De plus, l'on peut dégager un second espoir quant à la " représentation de l'irreprésentable ", c'est celui de la représentation littéraire poétique. En effet, cet autre moyen de communication nous permet d'exprimer autrement, de transmettre jusqu'à l'inexprimable, à savoir la sensation et le sentiment. Prenons pour exemple le très célèbre poème de Victor Hugo paru dans les Contemplations et commençant par : " Demain, dès l'aube, à l'heure où blanchit la campagne… ". Dans ce poème, Victor Hugo s'adresse directement à sa fille Léopoldine qui a péri noyée au cours de sa vingtième année. Sa tristesse est incommensurable et alors qu'elle pourrait sembler irreprésentable, Hugo parvient à la transmettre à ses lecteurs par un type de représentation très particulier et que l'on pourrait qualifier de " suggestion poétique ". En effet, dans ce poème, Hugo ne se lamente pas, il ne cherche aucunement à décrire explicitement ses sentiments, il ne fait que les suggérer en évoquant les détails de sa vie sans importance apparente, mais donnant finalement une atmosphère de simplicité émouvante et s'achevant brutalement par les deux vers finaux sonnant comme le glas : " Et quand j'arriverai, je mettrai sur ta tombe
Un bouquet de houx vert et de bruyère en fleur. "
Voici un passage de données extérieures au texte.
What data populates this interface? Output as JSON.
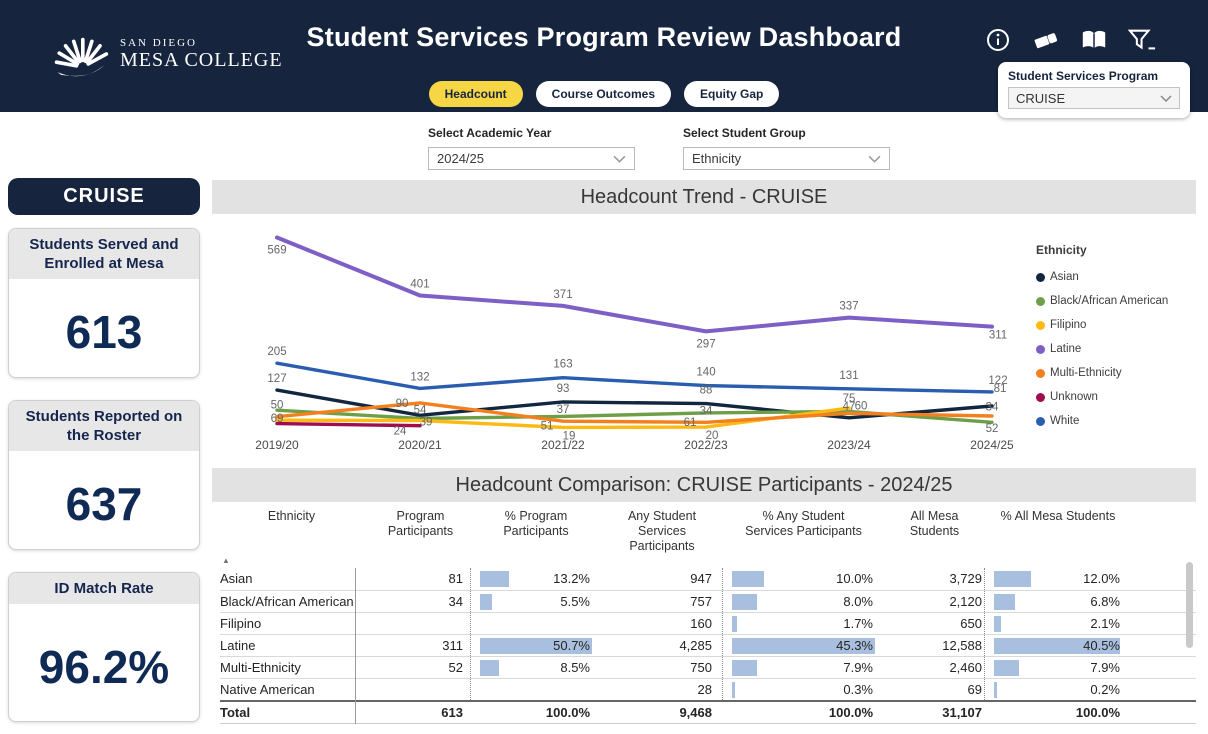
{
  "header": {
    "logo": {
      "line1": "SAN DIEGO",
      "line2": "MESA COLLEGE"
    },
    "title": "Student Services Program Review Dashboard",
    "tabs": [
      {
        "label": "Headcount",
        "active": true
      },
      {
        "label": "Course Outcomes",
        "active": false
      },
      {
        "label": "Equity Gap",
        "active": false
      }
    ],
    "icons": [
      "info-icon",
      "eraser-icon",
      "book-icon",
      "filter-icon"
    ],
    "program_filter": {
      "label": "Student Services Program",
      "value": "CRUISE"
    }
  },
  "filters": {
    "academic_year": {
      "label": "Select Academic Year",
      "value": "2024/25"
    },
    "student_group": {
      "label": "Select Student Group",
      "value": "Ethnicity"
    }
  },
  "sidebar": {
    "program_name": "CRUISE",
    "cards": [
      {
        "title": "Students Served and\nEnrolled at Mesa",
        "value": "613",
        "one_line": false
      },
      {
        "title": "Students Reported on\nthe Roster",
        "value": "637",
        "one_line": false
      },
      {
        "title": "ID Match Rate",
        "value": "96.2%",
        "one_line": true
      }
    ]
  },
  "chart_data": [
    {
      "id": "headcount_trend",
      "type": "line",
      "title": "Headcount Trend - CRUISE",
      "legend_title": "Ethnicity",
      "legend_position": "right",
      "gridlines": false,
      "ylim": [
        0,
        600
      ],
      "categories": [
        "2019/20",
        "2020/21",
        "2021/22",
        "2022/23",
        "2023/24",
        "2024/25"
      ],
      "series": [
        {
          "name": "Asian",
          "color": "#12263f",
          "values": [
            127,
            54,
            93,
            88,
            47,
            81
          ],
          "labels": [
            [
              "127",
              0,
              -8
            ],
            [
              "54",
              0,
              -2
            ],
            [
              "93",
              0,
              -10
            ],
            [
              "88",
              0,
              -10
            ],
            [
              "47",
              0,
              -8
            ],
            [
              "81",
              8,
              -14
            ]
          ]
        },
        {
          "name": "Black/African American",
          "color": "#6f9e49",
          "values": [
            69,
            45,
            51,
            61,
            65,
            34
          ],
          "labels": [
            [
              "69",
              0,
              12
            ],
            null,
            [
              "51",
              -16,
              13
            ],
            [
              "61",
              -16,
              13
            ],
            null,
            [
              "34",
              0,
              -12
            ]
          ]
        },
        {
          "name": "Filipino",
          "color": "#fcba12",
          "values": [
            40,
            39,
            19,
            20,
            75
          ],
          "labels": [
            null,
            [
              "39",
              6,
              5
            ],
            [
              "19",
              6,
              12
            ],
            [
              "20",
              6,
              12
            ],
            [
              "75",
              0,
              -6
            ]
          ]
        },
        {
          "name": "Latine",
          "color": "#7d5fc6",
          "values": [
            569,
            401,
            371,
            297,
            337,
            311
          ],
          "labels": [
            [
              "569",
              0,
              16
            ],
            [
              "401",
              0,
              -8
            ],
            [
              "371",
              0,
              -8
            ],
            [
              "297",
              0,
              16
            ],
            [
              "337",
              0,
              -8
            ],
            [
              "311",
              6,
              12
            ]
          ]
        },
        {
          "name": "Multi-Ethnicity",
          "color": "#f3801e",
          "values": [
            50,
            90,
            37,
            34,
            60,
            52
          ],
          "labels": [
            [
              "50",
              0,
              -8
            ],
            [
              "90",
              -18,
              4
            ],
            [
              "37",
              0,
              -8
            ],
            [
              "34",
              0,
              -8
            ],
            [
              "60",
              12,
              -4
            ],
            [
              "52",
              0,
              16
            ]
          ]
        },
        {
          "name": "Unknown",
          "color": "#a00d4f",
          "values": [
            30,
            24
          ],
          "labels": [
            null,
            [
              "24",
              -20,
              9
            ]
          ]
        },
        {
          "name": "White",
          "color": "#2a5db0",
          "values": [
            205,
            132,
            163,
            140,
            131,
            122
          ],
          "labels": [
            [
              "205",
              0,
              -8
            ],
            [
              "132",
              0,
              -8
            ],
            [
              "163",
              0,
              -10
            ],
            [
              "140",
              0,
              -10
            ],
            [
              "131",
              0,
              -10
            ],
            [
              "122",
              6,
              -8
            ]
          ]
        }
      ]
    },
    {
      "id": "headcount_comparison",
      "type": "table",
      "title": "Headcount Comparison: CRUISE Participants - 2024/25",
      "bar_color": "#a9bfdf",
      "sort_indicator": "▲",
      "columns": [
        {
          "key": "ethnicity",
          "label": "Ethnicity",
          "align": "left"
        },
        {
          "key": "program",
          "label": "Program\nParticipants",
          "align": "right"
        },
        {
          "key": "pct_program",
          "label": "% Program\nParticipants",
          "type": "bar"
        },
        {
          "key": "any_ss",
          "label": "Any Student\nServices\nParticipants",
          "align": "right"
        },
        {
          "key": "pct_any",
          "label": "% Any Student\nServices Participants",
          "type": "bar"
        },
        {
          "key": "all_mesa",
          "label": "All Mesa\nStudents",
          "align": "right"
        },
        {
          "key": "pct_all",
          "label": "% All Mesa Students",
          "type": "bar"
        }
      ],
      "rows": [
        {
          "ethnicity": "Asian",
          "program": "81",
          "pct_program": "13.2%",
          "pct_program_value": 13.2,
          "any_ss": "947",
          "pct_any": "10.0%",
          "pct_any_value": 10.0,
          "all_mesa": "3,729",
          "pct_all": "12.0%",
          "pct_all_value": 12.0
        },
        {
          "ethnicity": "Black/African American",
          "program": "34",
          "pct_program": "5.5%",
          "pct_program_value": 5.5,
          "any_ss": "757",
          "pct_any": "8.0%",
          "pct_any_value": 8.0,
          "all_mesa": "2,120",
          "pct_all": "6.8%",
          "pct_all_value": 6.8
        },
        {
          "ethnicity": "Filipino",
          "program": "",
          "pct_program": "",
          "pct_program_value": null,
          "any_ss": "160",
          "pct_any": "1.7%",
          "pct_any_value": 1.7,
          "all_mesa": "650",
          "pct_all": "2.1%",
          "pct_all_value": 2.1
        },
        {
          "ethnicity": "Latine",
          "program": "311",
          "pct_program": "50.7%",
          "pct_program_value": 50.7,
          "any_ss": "4,285",
          "pct_any": "45.3%",
          "pct_any_value": 45.3,
          "all_mesa": "12,588",
          "pct_all": "40.5%",
          "pct_all_value": 40.5
        },
        {
          "ethnicity": "Multi-Ethnicity",
          "program": "52",
          "pct_program": "8.5%",
          "pct_program_value": 8.5,
          "any_ss": "750",
          "pct_any": "7.9%",
          "pct_any_value": 7.9,
          "all_mesa": "2,460",
          "pct_all": "7.9%",
          "pct_all_value": 7.9
        },
        {
          "ethnicity": "Native American",
          "program": "",
          "pct_program": "",
          "pct_program_value": null,
          "any_ss": "28",
          "pct_any": "0.3%",
          "pct_any_value": 0.3,
          "all_mesa": "69",
          "pct_all": "0.2%",
          "pct_all_value": 0.2
        }
      ],
      "total_row": {
        "ethnicity": "Total",
        "program": "613",
        "pct_program": "100.0%",
        "pct_program_value": null,
        "any_ss": "9,468",
        "pct_any": "100.0%",
        "pct_any_value": null,
        "all_mesa": "31,107",
        "pct_all": "100.0%",
        "pct_all_value": null
      }
    }
  ]
}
Si Hugo parvient à faire ressentir au lecteur sa souffrance a priori irreprésentable, c'est certes au procédé d'identification évoqué précédemment, mais il constitue cependant un espoir immense quant au succès futur d'une représentation d'objets pourtant dits " irreprésentables ".


A travers cette réflexion, il apparaît que si son existence n'était pas apparente, il existe bien finalement de l'irreprésentable ou plutôt devrions-nous dire qu'il existe bien des objets pour lesquels notre puissance représentative est actuellement insuffisante. Ces objets ne sont pas empiriques, ce sont des concepts tels que le monde dans sa globalité ou toute perfection par exemple. De plus, l'on ne peut définir l'irreprésentable comme la simple négation de la représentation puisque cette dernière utilise de l'irreprésentable : ses opérations s'effectuent à partir d'idées de la raison pratique, et qu'en retour, l'irreprésentable sous-entend la représentation : c'est ce à partir de quoi la perception est possible. L'existence de l'irreprésentable n'est donc pas une catastrophe pour les progrès de la science, mais au contraire une avancée quant à la définition de la condition humaine, et même si tous les espoirs évoqués en fin de réflexion se révélaient vains, l'homme connaîtrait au moins sa place dans la nature et pourrait cesser ses rêves démesurés de domination sur la nature et de création parfaite, en d'autres termes ses syndromes d'hybris et de Pygmalion.